Well the Goodall Arcanicity Index is 69.04, or…
(1 + 1.833) x (1 + 1.50) x 2.4366 x 4 = 69.04
Whether that is good or bad depends on who the text was aimed at. Without even seeing the text, a score of 69.04 tells me that the text relies on significant domain knowledge in order for the reader to understand it and I would hope that the vendor that wrote the text was aiming at the the IT Technical stratum.
Is that it?
No. The magic number and other ratios I’ve landed upon here in the first draft will need to be tested against more marketing copy to ensure that they reflect my own perceived level of obscurity. It will need to be fed very long passages and very short passages to see what min and max bounding I would need to put on the number of sentences in the input text. Currently I can see no value in processing less than 3 sentences – and 5 would probably be a more optimum minimum.
I expect that very long passages that are highly arcane is some sections but less so in others will produce an artificially low result. So I may need to adjust the equation to counter that in future drafts. I would also probably need a more rigorous, scientific approach to testing rather than my “finger in the air – yep it looks good to me” approach. Especially if this Arcanicity Index is to be used in the wild. But for now it’s a start and I’m quite pleased with the way it looks.

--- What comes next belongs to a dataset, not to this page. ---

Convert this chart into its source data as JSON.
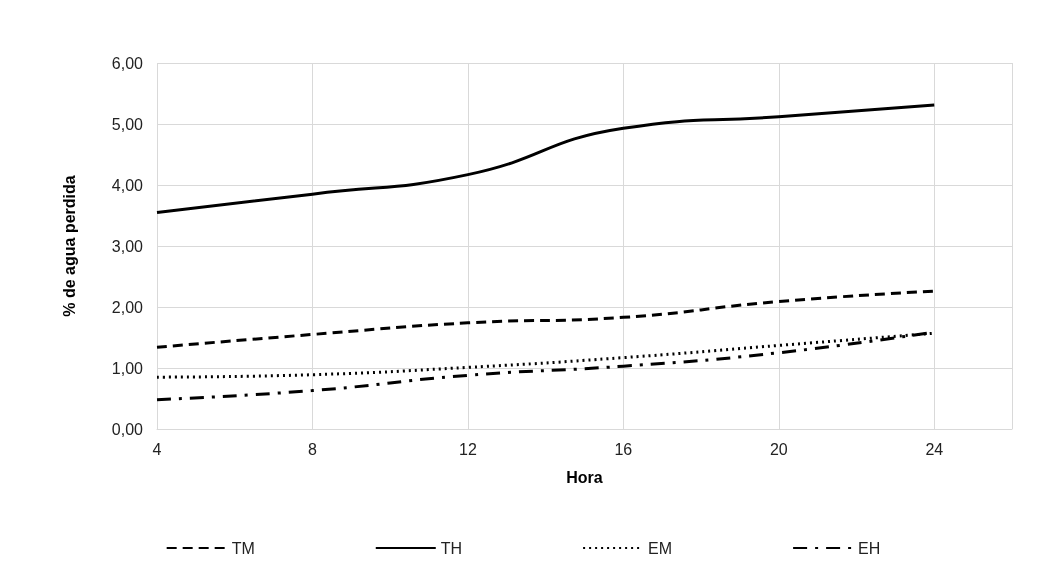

Over the next couple of weeks I’ll post some Arcanicity Index calculations for the ESB vendors that I’m using to tune project REPAMATron. And if you think my example text above for the fictional ACME corp was artificially complex, well I’ll show you some real-world examples that make that look like a Janet and John book.
Lastly, Why Arcanicity?
Well a number of reasons really.
- I like the word – it’s got a nice rhythm to it
- Google only returned 111 hits for it which means it isn’t a real word and it definitely won’t have been used before. I suspect the real term for the degree to which something is arcane or not is acranality, ancanity or probably arcaneness – but I’m not sure.
- I like the humour used in the names of other readability indexes such as Gunning-FOG and SMOG to illustrate that something was clouding the view of the meaning of the words. So I thought I’d inject a little, hopefully, obvious ironic humour myself. I mean, using a made up word with an obscure meaning and 5 syllables to represent an index that is designed to determine how arcane a piece of text is – well it just feels ‘right’.